New USDA Website Could Save Farmers a Trip to Town
Tired of traveling to town to submit government forms? The new Farmers.gov website might just save you a trip to the Farm Service Agency (FSA) office.
Farmers.gov is a new interactive website recently launched for producers across the country, and it will be crucial in saving farmers time and money. The newly built website is still in the works and will be updated to provide farmers and ranchers with the services they need, such as digital forms or the ability to engage with USDA staff.
Managed by the U.S. Department of Agriculture (USDA), Farmers.gov gathers together three agencies compromising the USDA’s Farm Production and Conservation mission area: The Farm Service Agency, The Natural Resources Conservation Service, and the Risk Management Agency.
“We’re really putting a marker in place right now,” says Kaveh Sadeghzadeh, public affairs director for the USDA-NRCS. “As we talk with farmers and ranchers, we’ll be adding more features to the site as we learn their specific needs and wants from USDA programs.”
Paperwork Made Simpler
“Many farmers are out in their fields using equipment that is connected to satellite and GPS technology, yet when they need to interact with USDA they have to stop, fill out a paper form, and fax or carry it to their local office. That is a real digital divide,” says U.S. Secretary of Agriculture Sonny Perude.
New functions being added include an interactive calendar, farming success stories, an online appointment feature, digital forms, and a business data dashboard.

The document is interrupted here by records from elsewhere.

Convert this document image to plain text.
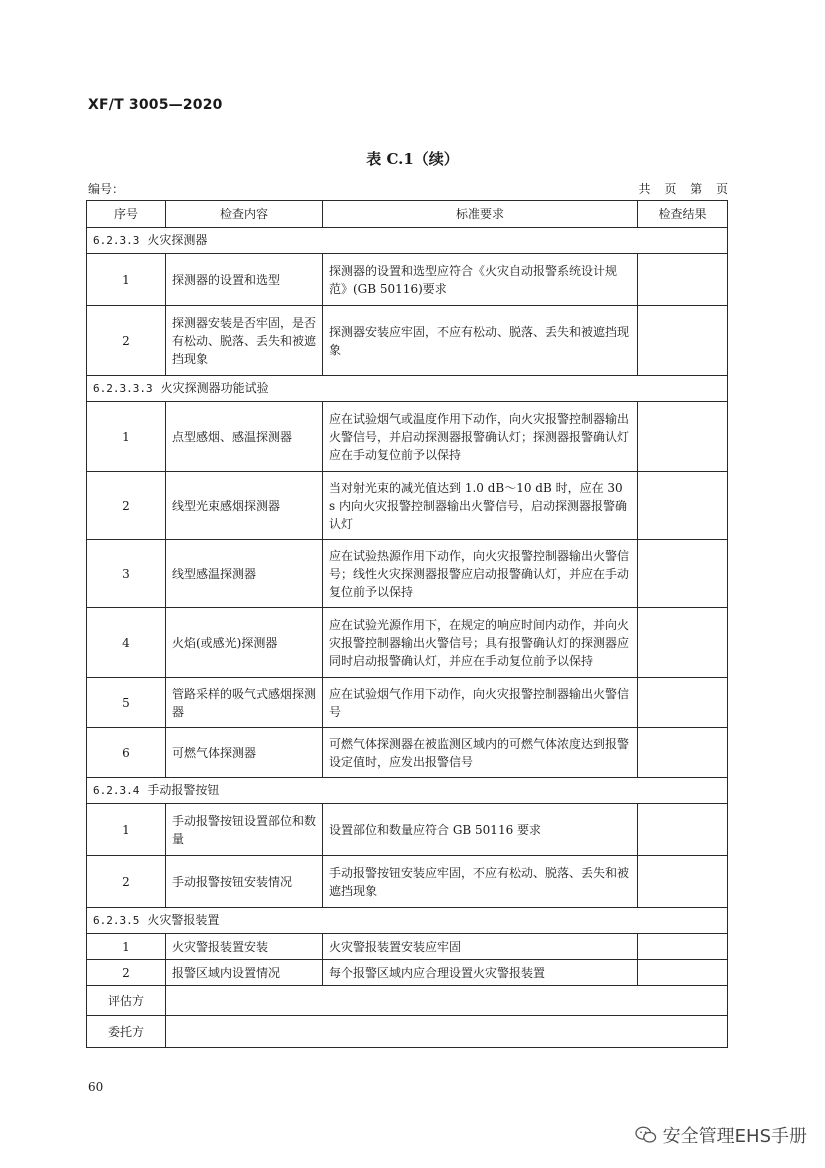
XF/T 3005—2020
表 C.1（续）
编号：	共 页 第 页
序号	检查内容	标准要求	检查结果
6.2.3.3 火灾探测器			
1	探测器的设置和选型	探测器的设置和选型应符合《火灾自动报警系统设计规范》(GB 50116)要求	
2	探测器安装是否牢固，是否有松动、脱落、丢失和被遮挡现象	探测器安装应牢固，不应有松动、脱落、丢失和被遮挡现象	
6.2.3.3.3 火灾探测器功能试验			
1	点型感烟、感温探测器	应在试验烟气或温度作用下动作，向火灾报警控制器输出火警信号，并启动探测器报警确认灯；探测器报警确认灯应在手动复位前予以保持	
2	线型光束感烟探测器	当对射光束的减光值达到 1.0 dB～10 dB 时，应在 30 s 内向火灾报警控制器输出火警信号，启动探测器报警确认灯	
3	线型感温探测器	应在试验热源作用下动作，向火灾报警控制器输出火警信号；线性火灾探测器报警应启动报警确认灯，并应在手动复位前予以保持	
4	火焰(或感光)探测器	应在试验光源作用下，在规定的响应时间内动作，并向火灾报警控制器输出火警信号；具有报警确认灯的探测器应同时启动报警确认灯，并应在手动复位前予以保持	
5	管路采样的吸气式感烟探测器	应在试验烟气作用下动作，向火灾报警控制器输出火警信号	
6	可燃气体探测器	可燃气体探测器在被监测区域内的可燃气体浓度达到报警设定值时，应发出报警信号	
6.2.3.4 手动报警按钮			
1	手动报警按钮设置部位和数量	设置部位和数量应符合 GB 50116 要求	
2	手动报警按钮安装情况	手动报警按钮安装应牢固，不应有松动、脱落、丢失和被遮挡现象	
6.2.3.5 火灾警报装置			
1	火灾警报装置安装	火灾警报装置安装应牢固	
2	报警区域内设置情况	每个报警区域内应合理设置火灾警报装置	
评估方			
委托方			
60
安全管理EHS手册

Additionally, when the 2018 farm bill is signed into law, there will be plain-language program descriptions and a tool to determine eligibility.
“Producers are working hard to make their farms profitable, so these tools will help get the paperwork done without taking a big chunk out of the day to fill out forms,” says Perdue.
Sadeghzadeh says the website will add new programs and functions every month, and the agency will continue to build the website based on what farmers would like to access.
Farmers.gov brings a digital experience to the farm that is much different than other USDA websites that can be difficult for producers to operate.
“The one-stop site is built for farmers, by farmers,” says Sadeghzadeh. “It’s directly for the farmers and ensures the USDA is presenting services and efficiencies in helping them care for and grow their farms by having access to what they need.”
With the online format, farmers will soon be able to check on the status of payments, manage conservation programs implemented on their farms, as well as learn what they can do to improve soil health and develop cleaner water. As a mobile-friendly site, Farmers.gov can be accessed straight from the field.